2.2. Beam Configuration

In Hadron therapy with modulated intensity, pencil beam controlled protons are used, in which the intensity of pencil beams can be controlled at a small level to precisely target a tumor. Pencil beam scanning system, also known as spot scanning system, substantially reduces the secondary particle production. Here, we only concentrate on the interaction between proton beam and body tissue. A pencil proton beam with a radius of 0.01 cm is vertically irradiated on the surface of the phantom. The beam is considered to have 7 mm of FWHM at the skin surface (28).

3. Results

3.1. Pristine Bragg Peak and SOBP

Depth dose profile was calculated for different levels of energy, including; 40, 50, 60, 90, 100, 110, 120, 130, 140, and 150 MeV. To determine the energy dependency of the enhancement of pristine depth dose, a 2 cm tumor within the depth of 6 and 8 cm of the brain with 75 mgAu/mL and without it is considered. The obtained dose profile for 2 cases of the tumor without GNPs and radio-sensitized tumor with 75 mgAu/mL are presented in Figure 1A. To evaluate the effect of GNPs, the dose enhancement factor, which is defined as the ratio of the dose sensitized by GNPs in the tumor to the dose in the normal tumor, is calculated. Figure 1A shows the dose enhancement resulting from the presence of a 75 mgAu/mL compared to a state where there are no GNPs. It can be seen that the power of sensitization by GNPs for energies with Bragg peak in the tumor area is significant. It can be observed that all beams with energies higher than the energies in the tumor area show a steady increase, which is clearly because of the GNPs; and the value-shaped decrease after the Bragg peak is due to the significant effect of GNPs.

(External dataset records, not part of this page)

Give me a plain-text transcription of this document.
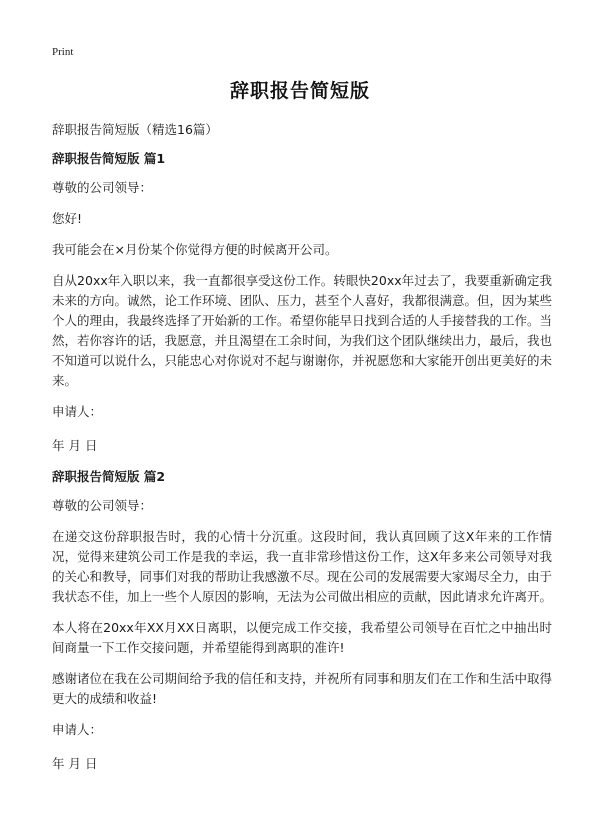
Print
辞职报告简短版

辞职报告简短版（精选16篇）

辞职报告简短版 篇1

尊敬的公司领导：

您好!

我可能会在×月份某个你觉得方便的时候离开公司。

自从20xx年入职以来，我一直都很享受这份工作。转眼快20xx年过去了，我要重新确定我未来的方向。诚然，论工作环境、团队、压力，甚至个人喜好，我都很满意。但，因为某些个人的理由，我最终选择了开始新的工作。希望你能早日找到合适的人手接替我的工作。当然，若你容许的话，我愿意，并且渴望在工余时间，为我们这个团队继续出力，最后，我也不知道可以说什么，只能忠心对你说对不起与谢谢你，并祝愿您和大家能开创出更美好的未来。

申请人：

年 月 日

辞职报告简短版 篇2

尊敬的公司领导：

在递交这份辞职报告时，我的心情十分沉重。这段时间，我认真回顾了这X年来的工作情况，觉得来建筑公司工作是我的幸运，我一直非常珍惜这份工作，这X年多来公司领导对我的关心和教导，同事们对我的帮助让我感激不尽。现在公司的发展需要大家竭尽全力，由于我状态不佳，加上一些个人原因的影响，无法为公司做出相应的贡献，因此请求允许离开。

本人将在20xx年XX月XX日离职，以便完成工作交接，我希望公司领导在百忙之中抽出时间商量一下工作交接问题，并希望能得到离职的准许!

感谢诸位在我在公司期间给予我的信任和支持，并祝所有同事和朋友们在工作和生活中取得更大的成绩和收益!

申请人：

年 月 日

Pristine Depth Dose and Its Enhancement (A) SOBP Profile and Its Enhancement (B)
Figure 1. Pristine Depth Dose and Its Enhancement (A) SOBP Profile and Its Enhancement (B)

The deposited energy in the medium increases by decreasing proton velocity and comes to a pick when proton comes to rest (Bragg pick). If the thickness of the tumor is more than the size of the Bragg peak, radiation with a single Bragg peak would not be enough. Therefore, by combining several corresponding Bragg peaks with different beam energies, they will be as broad as the treated volume and, thus, the concept of SOBP is created. The SOBP is the sum of several individual Bragg peaks at staggered depths. Using the single depth dose profile resulting from simulations for beams with different energies, both in the presence and absence of gold particle sensitizers, the weight of each single peak is calculated to produce SOBP and distribute homogenous dose in the depth of the target. To calculate the enhancement of SOBP in the tumor in the presence of GNPs sensitizers, the same weights, as before, are used. Thus, first, a 2 cm tumor was considered to be located in a depth corresponding to 100 MeV protons. The beam displacement of 1.2 mm, equal to the average standard deviation of the 100 MeV proton Bragg peak, is considered to have a nearly uniform dose distribution without ripples in the tumor region (28). Therefore, by 18 depth dose profiles corresponding to 18 energies in the range of 91.6 to 108.2 MeV, and by considering the proper weights for each profile a flat SOBP without triples in the tumor region was obtained. Weighted pristine depth dose profiles and dose enhancement for GNPs embedded homogeneously in the described tumor and irradiated with a proton beam are shown in Figure 1B.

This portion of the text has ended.